The image below captures the end of the process, at which point the user receives full text output. In the right panel, the last iteration of split inference is shown. It begins processing from the second transformer layer (since layer 0 is processed at the edge) and continues through to layer 31 and the output layer.

The left panel of the user interface displays three message summaries: the system prompt, the customer’s profile, and product recommendations. The system prompt is the initial prompt from Untukmu.AI, followed by personal information stored on the customer’s device, and finally, three product recommendations generated through split inference. This summary provides transparency into the process, ensuring that the user has full visibility over their data.

Untukmu.AI then uses the assistant’s response to search its partner database, matching the customer with suitable gift recommendations. Untukmu.AI’s system can be adapted by other third-party vendors, such as insurance companies or advertisers, to offer personalized products and services to the same person.

Data visibility

The company’s data visibility policy states that users have full access to all of their information, allowing them to monitor how their data is used. Untukmu.AI, as the service provider, has access to everything except the customer’s personal data, and third-party providers can’t see customers’ personal data or the Untukmu.AI prompt but can view its own prompt and the resulting output.

Future direction

Industries that manage large volumes of unorganized data while needing to protect sensitive user information can greatly benefit from deploying Llama for split inference processing.

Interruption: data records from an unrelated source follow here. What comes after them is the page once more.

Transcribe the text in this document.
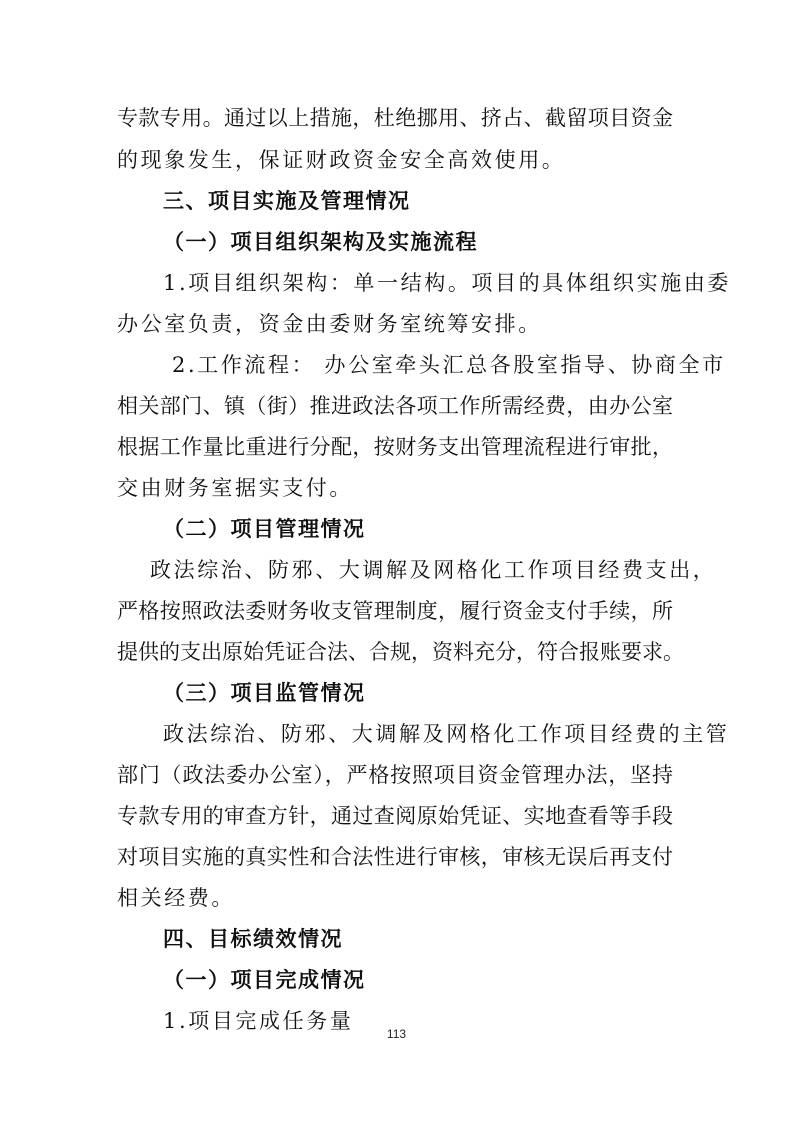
专款专用。通过以上措施，杜绝挪用、挤占、截留项目资金
的现象发生，保证财政资金安全高效使用。
三、项目实施及管理情况
（一）项目组织架构及实施流程
1.项目组织架构：单一结构。项目的具体组织实施由委
办公室负责，资金由委财务室统筹安排。
2.工作流程： 办公室牵头汇总各股室指导、协商全市
相关部门、镇（街）推进政法各项工作所需经费，由办公室
根据工作量比重进行分配，按财务支出管理流程进行审批，
交由财务室据实支付。
（二）项目管理情况
政法综治、防邪、大调解及网格化工作项目经费支出，
严格按照政法委财务收支管理制度，履行资金支付手续，所
提供的支出原始凭证合法、合规，资料充分，符合报账要求。
（三）项目监管情况
政法综治、防邪、大调解及网格化工作项目经费的主管
部门（政法委办公室），严格按照项目资金管理办法，坚持
专款专用的审查方针，通过查阅原始凭证、实地查看等手段
对项目实施的真实性和合法性进行审核，审核无误后再支付
相关经费。
四、目标绩效情况
（一）项目完成情况
1.项目完成任务量
113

With the end of the cookie era and growing concerns about privacy and protecting Personally Identifiable Information (PII), edge deployment is shifting from a niche solution to a necessity.

Untukmu.AI’s current priority is implementing split inference––particularly with larger Llama models––to ensure high-quality output, while preventing customer data from being fully exposed to service providers or third-party systems. While split inference is their primary focus, the company says they’re always exploring innovative ways to protect their customers’ data.